Did my first lifting session at the new gym this morning. I've lost 40 pounds off my squat, which does kinda make me want to cry, but I'm mostly just charged up on the rushing endorphins of post-lift. It stabilizes my mood, boosts my focus.
The gym is hot and a little sweat-smelling and kinda bare-bones, which suits me just fine. The squat rack is in a back room, which is great, and that back room has a light that works on a notably insensitive motion-sensitive timer. I like it there. They are going to leave me alone until I'm a regular, which is exactly what I want. Although the conversations I overhear are going to be substantially more irritating than the ones in the Bed-Stuy Y weight room. Park Slope, why you gotta Park Slope all the time like that?
I worked in with a dude whom I think I offended because I assumed he was warming up when in fact he was doing working sets. I kind of enjoy working in with men, just because I think there's an expectation that men and women's strength differs wildly and it's kind of nice when, actually, no, I can work at that weight. His form was way better than mine (ass-to-grass, which was impressive just because it was good and also because many, many dudes do half-squats with an ostentatious belt and a groaning bar and pat themselves on the back for their pretend-squat "PRs," so, props, bro! Sorry about the other thing!) and I was intimidated; I had to bite back some self-justifying faux-casual remark about how long I've been out of the gym. But I could feel my body remember how a squat works as I worked through my sets. Back tight, sit back sit back sit back, spread the floor, knees out, drive up, core tight. It came back quickly, and I think the weight will come back pretty quickly, too. I'd like to see if I could be back at least to 135 by the end of June (I was squatting 150 before the hiatus). My vanity really enjoys loading the 45s.
I overhead-pressed the bare bar (DAMMIT—and the last set was more flex than force; that is almost all the way back to square one—though I remember when I couldn't get through a set of shoulder presses on the machine with ten-pound plates), and instead of deadlifting, rowed a rather pathetic 50 (loaded 65, did one set, not a chance—2.5 on each side! So sad!). My legs shook on the stairs down to the locker room.
But I feel great. I housed a diner breakfast on my way home, including a piece of fake-buttered toast and all the home fries, and BABY I AM BACK.

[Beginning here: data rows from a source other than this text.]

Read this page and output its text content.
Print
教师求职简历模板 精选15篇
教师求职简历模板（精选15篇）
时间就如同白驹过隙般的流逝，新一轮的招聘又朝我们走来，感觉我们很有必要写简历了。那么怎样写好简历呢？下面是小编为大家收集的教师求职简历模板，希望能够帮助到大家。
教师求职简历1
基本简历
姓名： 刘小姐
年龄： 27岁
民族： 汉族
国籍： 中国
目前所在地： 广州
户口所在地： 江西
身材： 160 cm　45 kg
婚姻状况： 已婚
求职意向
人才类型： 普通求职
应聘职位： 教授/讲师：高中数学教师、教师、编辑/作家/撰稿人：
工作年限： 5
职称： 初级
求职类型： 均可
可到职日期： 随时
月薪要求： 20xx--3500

I am probably going to be immobilized with soreness tomorrow, but before that, I am going to take my tough fat ass and my cute fatkini to that spa bachelorette party tonight, and I guarantee that I feel better about that post-lifting than I would if I hadn't lifted today. It's not a "I have been to the gym, so at least I am working on it!" apologist thing. It's just a different feeling about my body. I don't know exactly how to articulate it. I do look better to myself in the mirror after lifting than before, but that's not about my actual body (although I thought I could see the pump in my shoulders today? Maybe a little?), because it can't make much if any actual difference. It just makes me feel better.
Lifting weights makes everything feel better.